The study is the latest to show that measuring disease-related proteins in spinal fluid is useful in diagnosing Alzheimer's disease. Currently, only an autopsy can confirm that a person has Alzheimer's, a fatal and incurable deterioration of the brain that affects more than 26 million people globally.
Doctors diagnose Alzheimer's by excluding other causes of memory loss, such as stroke, tumors and heavy drinking. They can also administer simple paper-and-pencil tests.
But biomarkers - proteins and imaging techniques - are helping to identify the disease much earlier.
The new result is one of a number of remarkable recent findings about Alzheimer's. After decades when nothing much seemed to be happening, when this progressive brain disease seemed untreatable and when its diagnosis could be confirmed only at autopsy, the field has suddenly woken up.
Alzheimer's, medical experts now agree, starts a decade or more before people have symptoms. And by the time there are symptoms, it may be too late to save the brain. So the hope is to find good ways to identify people who are getting the disease, and use those people as subjects in studies to see how long it takes for symptoms to occur and in studies of drugs that may slow or stop the disease.

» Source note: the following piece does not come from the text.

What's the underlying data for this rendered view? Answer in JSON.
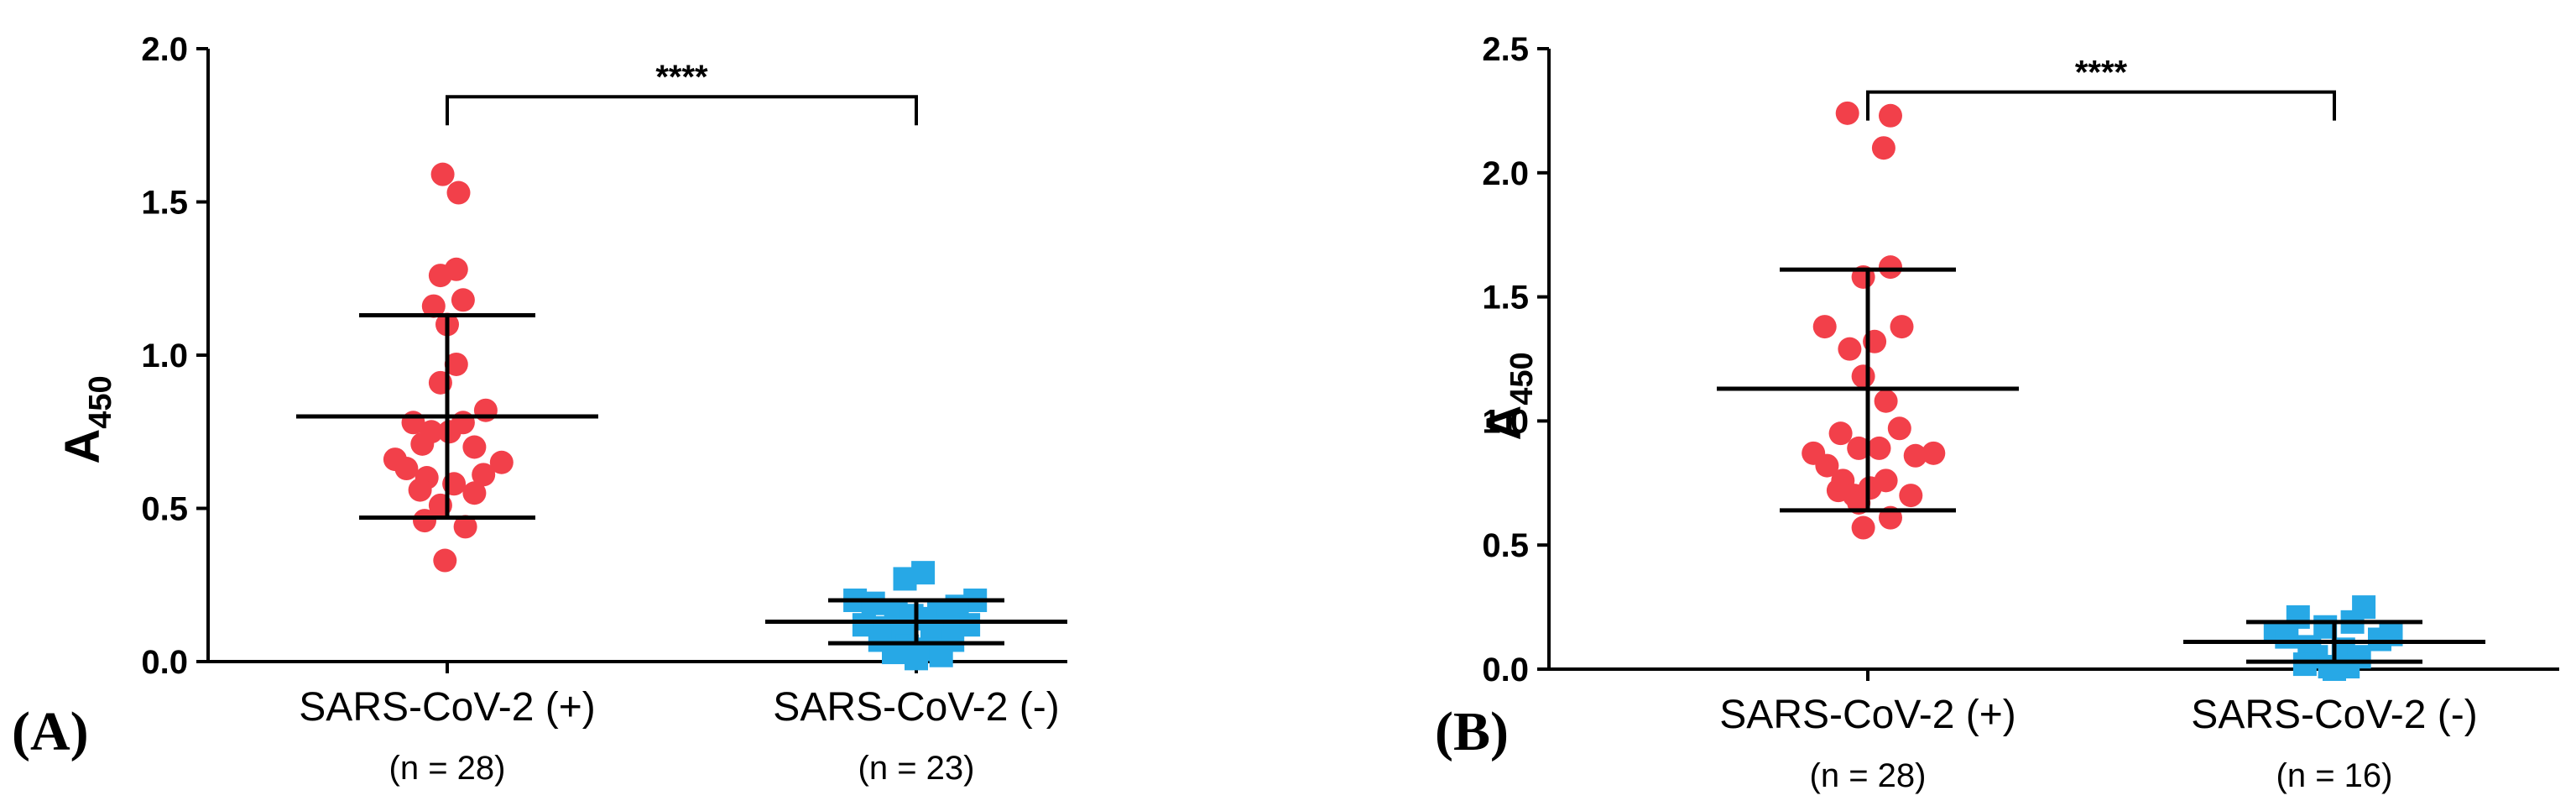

Researchers are finding simple and accurate ways to detect Alzheimer's long before there are definite symptoms. In addition to spinal fluid tests they also have new PET scans of the brain that show the telltale amyloid plaques that are a unique feature of the disease. And they are testing hundreds of new drugs that, they hope, might change the course of the relentless brain cell death that robs people of their memories and abilities to think and reason.
A lot of work lies ahead, researchers say — making sure the tests are reliable if they are used in doctors' offices, making sure the research findings hold up in real-life situations, getting doctors and patients comfortable with the notion of spinal taps, the method used to get spinal fluid. But they see a bright future.
One drawback, though, is that spinal fluid is obtained with a spinal tap, and that procedure, with its reputation for pain and headaches, makes most doctors and many patients nervous. The procedure involves putting a needle in the spinal space and withdrawing a small amount of fluid. Doctors say, however, that spinal taps are safe and not particularly painful for most people, but there needs to be an education campaign to make people feel more comfortable about having them.